+ Kamal and Marcel On Mon, Feb 04, 2019 at 09:58:47AM +0100, Michal Privoznik wrote:
On 2/1/19 7:04 PM, Daniel Henrique Barboza wrote:
Hi,
I'm facing a strange behavior when running Libvirt from source code, latest upstream, on an Ubuntu 18.04.1 LTS Power 9 server. My QEMU guest - which is using VFIO and GPU passthrough - breaks on boot when trying to allocate a DMA window inside KVM.
Debugging the code, I've found out that the problem is related to the process not having CAP_IPC_LOCK - at least from the host kernel perspective.
This is strange because:
- the same VM running directly from QEMU command line works - the same VM running in the system Libvirt (v4.0.0, Ubuntu version) also works
What am I missing?

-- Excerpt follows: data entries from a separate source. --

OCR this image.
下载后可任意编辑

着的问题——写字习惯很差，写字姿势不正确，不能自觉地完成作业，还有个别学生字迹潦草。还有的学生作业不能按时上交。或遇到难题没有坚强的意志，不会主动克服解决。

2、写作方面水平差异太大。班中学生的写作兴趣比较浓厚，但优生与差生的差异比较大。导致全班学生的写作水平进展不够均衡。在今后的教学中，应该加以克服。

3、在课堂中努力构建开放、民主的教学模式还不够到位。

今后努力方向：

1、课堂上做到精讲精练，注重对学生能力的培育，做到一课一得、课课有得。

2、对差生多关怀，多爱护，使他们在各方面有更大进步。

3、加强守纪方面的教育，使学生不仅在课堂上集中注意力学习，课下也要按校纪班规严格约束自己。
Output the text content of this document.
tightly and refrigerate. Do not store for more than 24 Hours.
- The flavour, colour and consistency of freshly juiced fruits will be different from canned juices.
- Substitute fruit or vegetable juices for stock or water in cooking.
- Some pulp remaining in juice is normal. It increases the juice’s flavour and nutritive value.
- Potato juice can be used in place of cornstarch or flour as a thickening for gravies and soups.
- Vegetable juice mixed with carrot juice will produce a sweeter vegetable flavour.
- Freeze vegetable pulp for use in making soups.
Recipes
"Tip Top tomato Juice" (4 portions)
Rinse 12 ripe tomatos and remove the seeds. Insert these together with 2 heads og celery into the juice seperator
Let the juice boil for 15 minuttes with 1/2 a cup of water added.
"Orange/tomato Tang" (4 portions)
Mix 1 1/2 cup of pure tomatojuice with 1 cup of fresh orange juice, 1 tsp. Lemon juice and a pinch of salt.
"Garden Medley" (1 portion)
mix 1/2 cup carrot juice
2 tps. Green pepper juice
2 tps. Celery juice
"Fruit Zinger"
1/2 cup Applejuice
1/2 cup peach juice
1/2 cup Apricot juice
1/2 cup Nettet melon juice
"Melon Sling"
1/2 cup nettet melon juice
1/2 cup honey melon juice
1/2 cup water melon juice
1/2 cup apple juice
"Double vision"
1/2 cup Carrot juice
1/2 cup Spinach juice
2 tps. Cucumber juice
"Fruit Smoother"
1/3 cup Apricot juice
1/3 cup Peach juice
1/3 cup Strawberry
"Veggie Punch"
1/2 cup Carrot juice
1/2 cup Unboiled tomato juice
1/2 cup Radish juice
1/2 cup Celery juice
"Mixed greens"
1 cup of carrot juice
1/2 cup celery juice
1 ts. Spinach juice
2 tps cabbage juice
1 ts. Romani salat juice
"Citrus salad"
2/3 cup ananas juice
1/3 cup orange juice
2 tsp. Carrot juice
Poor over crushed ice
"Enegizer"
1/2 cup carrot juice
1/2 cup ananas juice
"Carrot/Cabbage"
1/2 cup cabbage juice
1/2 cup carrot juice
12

My understanding on Linux process is that a process running as root should inherit the same capabilities of the user, which includes CAP_IPC_LOCK. Running Libvirt from source code should grant ipc_lock to it ... right?

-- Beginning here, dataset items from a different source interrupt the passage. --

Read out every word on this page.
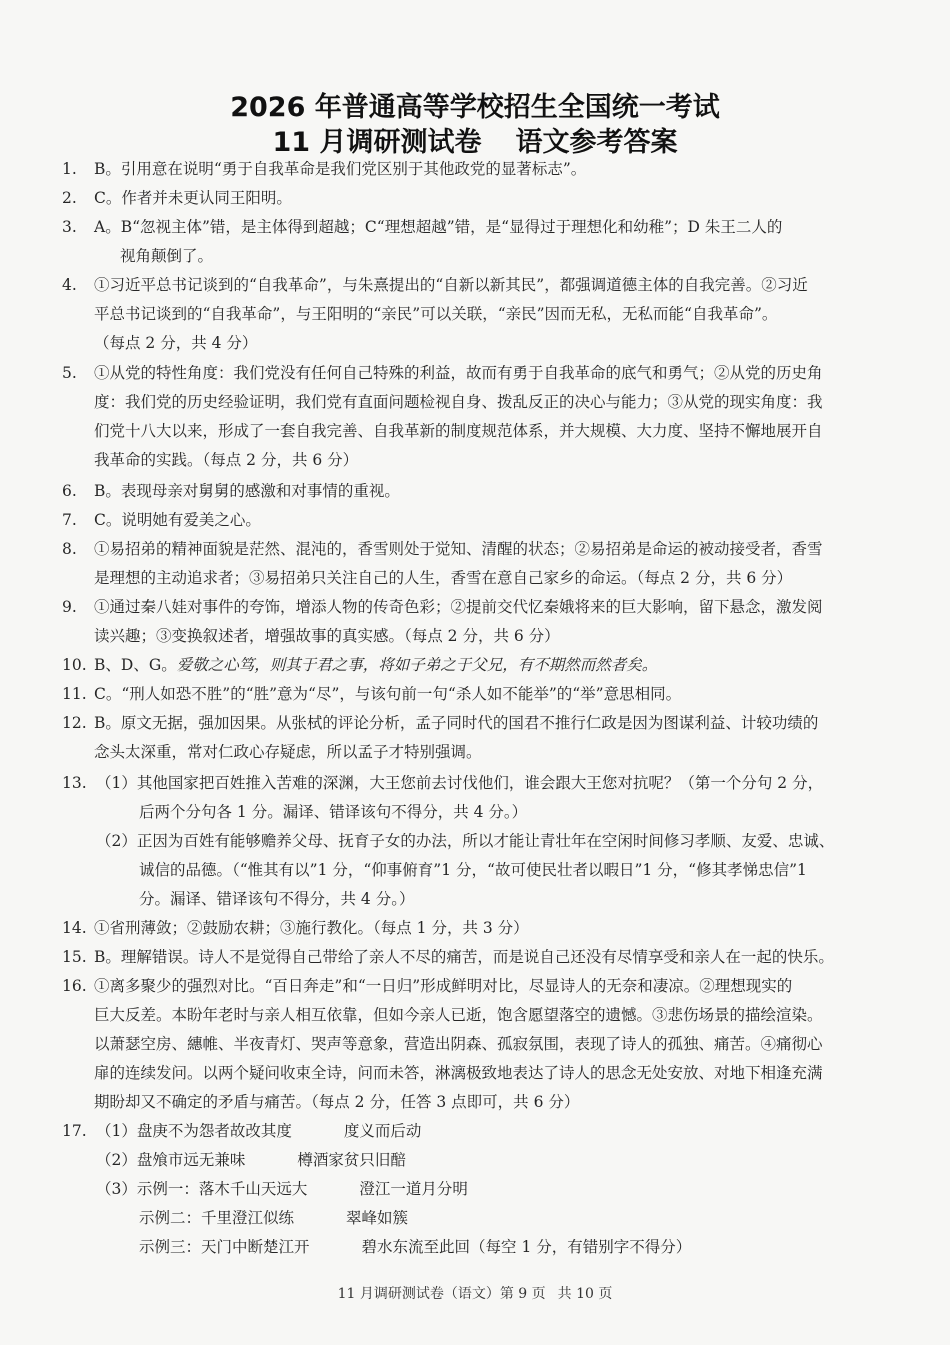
2026 年普通高等学校招生全国统一考试
11 月调研测试卷 语文参考答案
1. B。引用意在说明“勇于自我革命是我们党区别于其他政党的显著标志”。
2. C。作者并未更认同王阳明。
3. A。B“忽视主体”错，是主体得到超越；C“理想超越”错，是“显得过于理想化和幼稚”；D 朱王二人的
视角颠倒了。
4. ①习近平总书记谈到的“自我革命”，与朱熹提出的“自新以新其民”，都强调道德主体的自我完善。②习近
平总书记谈到的“自我革命”，与王阳明的“亲民”可以关联，“亲民”因而无私，无私而能“自我革命”。
（每点 2 分，共 4 分）
5. ①从党的特性角度：我们党没有任何自己特殊的利益，故而有勇于自我革命的底气和勇气；②从党的历史角
度：我们党的历史经验证明，我们党有直面问题检视自身、拨乱反正的决心与能力；③从党的现实角度：我
们党十八大以来，形成了一套自我完善、自我革新的制度规范体系，并大规模、大力度、坚持不懈地展开自
我革命的实践。（每点 2 分，共 6 分）
6. B。表现母亲对舅舅的感激和对事情的重视。
7. C。说明她有爱美之心。
8. ①易招弟的精神面貌是茫然、混沌的，香雪则处于觉知、清醒的状态；②易招弟是命运的被动接受者，香雪
是理想的主动追求者；③易招弟只关注自己的人生，香雪在意自己家乡的命运。（每点 2 分，共 6 分）
9. ①通过秦八娃对事件的夸饰，增添人物的传奇色彩；②提前交代忆秦娥将来的巨大影响，留下悬念，激发阅
读兴趣；③变换叙述者，增强故事的真实感。（每点 2 分，共 6 分）
10. B、D、G。爱敬之心笃，则其于君之事，将如子弟之于父兄，有不期然而然者矣。
11. C。“刑人如恐不胜”的“胜”意为“尽”，与该句前一句“杀人如不能举”的“举”意思相同。
12. B。原文无据，强加因果。从张栻的评论分析，孟子同时代的国君不推行仁政是因为图谋利益、计较功绩的
念头太深重，常对仁政心存疑虑，所以孟子才特别强调。
13. （1）其他国家把百姓推入苦难的深渊，大王您前去讨伐他们，谁会跟大王您对抗呢？（第一个分句 2 分，
后两个分句各 1 分。漏译、错译该句不得分，共 4 分。）
（2）正因为百姓有能够赡养父母、抚育子女的办法，所以才能让青壮年在空闲时间修习孝顺、友爱、忠诚、
诚信的品德。（“惟其有以”1 分，“仰事俯育”1 分，“故可使民壮者以暇日”1 分，“修其孝悌忠信”1
分。漏译、错译该句不得分，共 4 分。）
14. ①省刑薄敛；②鼓励农耕；③施行教化。（每点 1 分，共 3 分）
15. B。理解错误。诗人不是觉得自己带给了亲人不尽的痛苦，而是说自己还没有尽情享受和亲人在一起的快乐。
16. ①离多聚少的强烈对比。“百日奔走”和“一日归”形成鲜明对比，尽显诗人的无奈和凄凉。②理想现实的
巨大反差。本盼年老时与亲人相互依靠，但如今亲人已逝，饱含愿望落空的遗憾。③悲伤场景的描绘渲染。
以萧瑟空房、繐帷、半夜青灯、哭声等意象，营造出阴森、孤寂氛围，表现了诗人的孤独、痛苦。④痛彻心
扉的连续发问。以两个疑问收束全诗，问而未答，淋漓极致地表达了诗人的思念无处安放、对地下相逢充满
期盼却又不确定的矛盾与痛苦。（每点 2 分，任答 3 点即可，共 6 分）
17. （1）盘庚不为怨者故改其度	度义而后动
（2）盘飧市远无兼味	樽酒家贫只旧醅
（3）示例一：落木千山天远大	澄江一道月分明
示例二：千里澄江似练	翠峰如簇
示例三：天门中断楚江开	碧水东流至此回（每空 1 分，有错别字不得分）
11 月调研测试卷（语文）第 9 页 共 10 页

No. Ideally, you trust libvirt and want it to manage devices on your system thus it needs all the capabilities. But qemu spawn by libvirt should have no capabilities as libvirt set up everything that's needed for qemu to run. But this is hard to get right - qemu changes and so does the capabilities it may require (these depend on domain configuration anyway). Therefore, it is possible to set libvirt so it does not drop capabilities for qemu process - see clear_emulator_capabilities in qemu.conf - but then libvirt can't guarantee that a compromised qemu does no harm.
In my case it is not a matter of risk of a malicious guest, it is that the device cannot utilize the host device *unless* it has the 'lock' capability.
This corresponds with your finding about ./configure - if there is no libncap-ng found there's no way for libvirt to drop capabilities and thus it doesn't do that.